Gunter Pauli suggests by
emulating Nature we can evolve from an economy based on scarcity to an
economy based on abundance---the cascading, nutrient rich, Blue
Economy.
Gunter
Pauli, famous eco-entrepreneur and passionate proponent of green
development worldwide, will discuss the potential for green jobs to
revitalize and reinvigorate our economy with creative systems thinking in
a public talk on December 5, hosted by the Santa Barbara City
College Center for Sustainability. Author of the soon to be
released book "The Blue Economy, 10 Years; 100 Innovations;
100,000,000 Jobs", Pauli shares four years of research and case
studies identifying 100 innovations that have the potential to generate
as many as 100 million jobs worldwide in the next 10 years.
The former
president of the hugely successful biodegradable soap company Ecover,
Pauli was responsible for Europe's first ecological factory located in
Belgium, that subsequently turned into a "green" tourist
attraction. He founded "Zero Emissions Research and
Initiatives" (ZERI) at the United Nations University in Tokyo,
and established the Global ZERI Network, redesigning production
and consumption into clusters of industries inspired by natural
systems. Leapfrogging past stagnant models of business that no
longer work, Pauli is known for innovative strategies for the first and
third worlds, involving the genius of both street kids and savvy business
icons alike. Noting that whole systems thinking is a learned
process best learned early, Pauli has written children's books in many
languages and helped create curriculums for schools.
At the
evening talk Pauli will share successful entrepreneurial projects from
around the world that exemplify ZERI's waste equals food and system
design logic, including a program to convert coffee pulp to mushrooms,
brewery waste to pig food, and spirulina from heat of a coal power plant.
Waste is always seen as a resource that with creative thinking, can be
used to create multiple enterprises from singular ones, with benefits for
the economy and the environment.
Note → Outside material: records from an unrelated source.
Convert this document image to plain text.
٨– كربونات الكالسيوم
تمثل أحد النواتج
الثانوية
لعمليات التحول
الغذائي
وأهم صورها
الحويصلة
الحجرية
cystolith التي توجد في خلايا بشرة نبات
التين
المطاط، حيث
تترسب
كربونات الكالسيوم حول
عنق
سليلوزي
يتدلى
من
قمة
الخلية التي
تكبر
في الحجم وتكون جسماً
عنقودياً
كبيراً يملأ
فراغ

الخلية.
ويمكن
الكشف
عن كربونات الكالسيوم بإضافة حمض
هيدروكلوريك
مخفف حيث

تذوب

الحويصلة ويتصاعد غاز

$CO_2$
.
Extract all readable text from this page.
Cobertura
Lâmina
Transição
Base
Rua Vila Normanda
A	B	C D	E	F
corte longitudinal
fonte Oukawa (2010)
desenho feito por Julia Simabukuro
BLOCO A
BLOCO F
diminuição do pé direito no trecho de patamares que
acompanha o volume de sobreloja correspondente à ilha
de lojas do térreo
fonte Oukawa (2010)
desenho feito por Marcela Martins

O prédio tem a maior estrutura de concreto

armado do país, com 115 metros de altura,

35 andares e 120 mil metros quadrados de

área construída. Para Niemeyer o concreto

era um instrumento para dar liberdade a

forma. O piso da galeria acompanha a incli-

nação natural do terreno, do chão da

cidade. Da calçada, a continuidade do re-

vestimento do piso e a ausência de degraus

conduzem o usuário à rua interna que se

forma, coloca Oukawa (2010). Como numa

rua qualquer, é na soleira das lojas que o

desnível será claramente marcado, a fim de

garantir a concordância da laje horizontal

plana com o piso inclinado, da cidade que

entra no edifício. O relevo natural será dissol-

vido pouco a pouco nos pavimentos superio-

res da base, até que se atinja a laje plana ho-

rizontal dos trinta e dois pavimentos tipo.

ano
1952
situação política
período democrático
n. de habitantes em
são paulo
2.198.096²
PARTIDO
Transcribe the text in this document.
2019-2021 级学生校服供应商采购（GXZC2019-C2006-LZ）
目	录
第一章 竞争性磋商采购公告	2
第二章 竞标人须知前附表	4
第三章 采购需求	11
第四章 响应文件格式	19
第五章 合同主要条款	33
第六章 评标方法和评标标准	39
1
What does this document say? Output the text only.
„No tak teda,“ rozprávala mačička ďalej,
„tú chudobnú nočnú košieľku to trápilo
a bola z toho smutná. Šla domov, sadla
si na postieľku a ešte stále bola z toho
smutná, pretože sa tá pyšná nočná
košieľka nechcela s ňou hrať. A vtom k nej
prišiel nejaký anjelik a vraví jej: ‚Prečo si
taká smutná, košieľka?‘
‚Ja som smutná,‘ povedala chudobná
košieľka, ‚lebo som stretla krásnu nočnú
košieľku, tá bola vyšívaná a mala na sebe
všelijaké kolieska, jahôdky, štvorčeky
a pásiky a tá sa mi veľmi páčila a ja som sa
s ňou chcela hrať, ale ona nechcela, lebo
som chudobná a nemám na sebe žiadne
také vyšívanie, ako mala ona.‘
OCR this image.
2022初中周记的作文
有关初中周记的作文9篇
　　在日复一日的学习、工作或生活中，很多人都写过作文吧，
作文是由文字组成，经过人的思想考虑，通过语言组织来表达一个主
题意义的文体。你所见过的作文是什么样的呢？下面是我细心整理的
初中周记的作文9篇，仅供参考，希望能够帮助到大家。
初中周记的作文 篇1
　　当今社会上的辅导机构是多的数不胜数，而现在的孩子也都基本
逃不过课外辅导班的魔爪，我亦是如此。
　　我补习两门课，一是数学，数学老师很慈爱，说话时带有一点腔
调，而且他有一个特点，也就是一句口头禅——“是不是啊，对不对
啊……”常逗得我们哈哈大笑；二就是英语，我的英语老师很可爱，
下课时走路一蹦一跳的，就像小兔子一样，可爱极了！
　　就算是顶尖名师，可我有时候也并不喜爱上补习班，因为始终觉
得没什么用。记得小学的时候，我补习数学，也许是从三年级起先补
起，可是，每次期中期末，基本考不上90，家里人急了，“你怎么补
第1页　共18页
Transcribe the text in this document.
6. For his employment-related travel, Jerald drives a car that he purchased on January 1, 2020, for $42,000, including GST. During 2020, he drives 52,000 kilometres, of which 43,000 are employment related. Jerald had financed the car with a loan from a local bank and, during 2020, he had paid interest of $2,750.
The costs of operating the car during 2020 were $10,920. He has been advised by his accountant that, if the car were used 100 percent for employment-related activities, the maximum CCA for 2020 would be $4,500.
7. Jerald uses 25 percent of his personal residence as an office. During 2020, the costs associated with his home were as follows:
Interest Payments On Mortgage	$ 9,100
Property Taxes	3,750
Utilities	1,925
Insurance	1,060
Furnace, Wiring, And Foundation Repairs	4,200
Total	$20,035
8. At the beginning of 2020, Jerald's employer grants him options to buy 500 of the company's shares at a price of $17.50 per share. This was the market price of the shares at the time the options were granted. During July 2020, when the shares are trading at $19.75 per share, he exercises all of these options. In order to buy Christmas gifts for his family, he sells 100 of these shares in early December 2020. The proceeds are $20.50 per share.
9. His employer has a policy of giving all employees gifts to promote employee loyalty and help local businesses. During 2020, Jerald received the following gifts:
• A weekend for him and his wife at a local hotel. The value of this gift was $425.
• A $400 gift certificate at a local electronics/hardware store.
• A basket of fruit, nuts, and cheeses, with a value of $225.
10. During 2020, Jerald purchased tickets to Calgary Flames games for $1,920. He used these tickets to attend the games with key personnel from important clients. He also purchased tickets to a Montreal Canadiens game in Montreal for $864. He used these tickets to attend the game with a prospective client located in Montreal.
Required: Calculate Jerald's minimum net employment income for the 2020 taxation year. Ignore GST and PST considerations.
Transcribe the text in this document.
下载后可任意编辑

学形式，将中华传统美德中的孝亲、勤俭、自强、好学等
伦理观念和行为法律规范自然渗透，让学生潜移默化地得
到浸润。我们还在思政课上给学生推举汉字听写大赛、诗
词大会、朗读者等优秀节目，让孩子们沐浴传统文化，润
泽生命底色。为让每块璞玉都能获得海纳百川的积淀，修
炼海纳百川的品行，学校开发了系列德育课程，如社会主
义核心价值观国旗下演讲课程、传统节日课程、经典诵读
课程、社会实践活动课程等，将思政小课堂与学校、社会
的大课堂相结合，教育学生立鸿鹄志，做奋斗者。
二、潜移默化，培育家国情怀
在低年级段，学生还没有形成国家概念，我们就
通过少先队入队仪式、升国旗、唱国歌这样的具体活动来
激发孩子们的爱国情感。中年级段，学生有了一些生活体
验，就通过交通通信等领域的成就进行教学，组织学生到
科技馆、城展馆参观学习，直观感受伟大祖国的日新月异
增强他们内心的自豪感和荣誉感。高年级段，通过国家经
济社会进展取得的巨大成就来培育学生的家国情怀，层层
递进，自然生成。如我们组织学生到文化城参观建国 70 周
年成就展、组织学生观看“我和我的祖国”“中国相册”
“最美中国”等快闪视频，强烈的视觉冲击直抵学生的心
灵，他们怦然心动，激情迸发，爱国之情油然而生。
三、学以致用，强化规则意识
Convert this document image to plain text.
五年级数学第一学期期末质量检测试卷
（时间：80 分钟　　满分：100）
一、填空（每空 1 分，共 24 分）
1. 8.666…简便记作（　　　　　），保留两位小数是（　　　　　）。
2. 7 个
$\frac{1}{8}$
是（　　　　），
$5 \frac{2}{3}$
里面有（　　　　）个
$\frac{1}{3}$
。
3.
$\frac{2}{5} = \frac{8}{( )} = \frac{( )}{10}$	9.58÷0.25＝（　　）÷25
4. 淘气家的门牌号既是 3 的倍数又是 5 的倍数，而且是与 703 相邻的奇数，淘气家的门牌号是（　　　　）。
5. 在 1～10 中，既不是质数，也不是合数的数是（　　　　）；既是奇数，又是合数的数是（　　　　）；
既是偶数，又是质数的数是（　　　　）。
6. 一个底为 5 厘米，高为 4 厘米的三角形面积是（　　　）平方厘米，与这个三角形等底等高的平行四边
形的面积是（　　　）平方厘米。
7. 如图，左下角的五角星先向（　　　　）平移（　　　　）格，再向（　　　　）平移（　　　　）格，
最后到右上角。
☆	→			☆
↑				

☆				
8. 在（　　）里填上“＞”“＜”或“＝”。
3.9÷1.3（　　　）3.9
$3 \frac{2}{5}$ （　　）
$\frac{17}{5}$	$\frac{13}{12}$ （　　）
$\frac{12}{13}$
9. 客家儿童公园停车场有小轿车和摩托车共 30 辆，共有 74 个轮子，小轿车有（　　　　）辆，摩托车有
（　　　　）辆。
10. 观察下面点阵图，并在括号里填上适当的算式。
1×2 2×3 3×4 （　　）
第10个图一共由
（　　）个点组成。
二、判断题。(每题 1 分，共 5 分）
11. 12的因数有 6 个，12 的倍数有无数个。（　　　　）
Pauli is fond of saying that returns on
investment from these kinds of business models far exceed those of
companies like Microsoft.
Gunter
Pauli was born in Antwerp, Belgium in 1956. He graduated in Economics
from Loyola's University in Belgium and obtained his masters in business
administration from INSEAD in France. His many entrepreneurial activities
span business, culture, science, politics and the environment. Pauli is
the founder and former President of Worldwatch Europe, and a member of
the Club of Rome. He is the author of 17 books in 21 languages.
Pauli currently lives in Japan.
The event takes place on Saturday, Dec 5, 6:30-9pm at the Fe Bland
Forum on the SBCC West Campus, 721 Cliff Drive. Admission is $10 for
general public, $5 for students. No reservations are
required. For more information please call (805) 965-0581, ext
2177, email msbushman@sbcc.edu.
Hosted by the SBCC Center for
Sustainability. Co-sponsors: Santa Barbara Permaculture
Network, SBCC Scheinfeld Center for Entrepreneurship & Innovation and
the SBCC Students for Sustainability. Part of the SB Carbon Economy
series convened by Quail Springs & Orella Ranch.
Quotes by Gunter Pauli:
"There is no unemployment in
eco-systems"
"Eliminate pollution by absorbing waste the way ecosystems
do"
"A new model of enterprise, see the company as an open economic
system and a closed ecological system"
“Nature does not know the concept of waste; the only species capable of
making something no one desires is the human species”.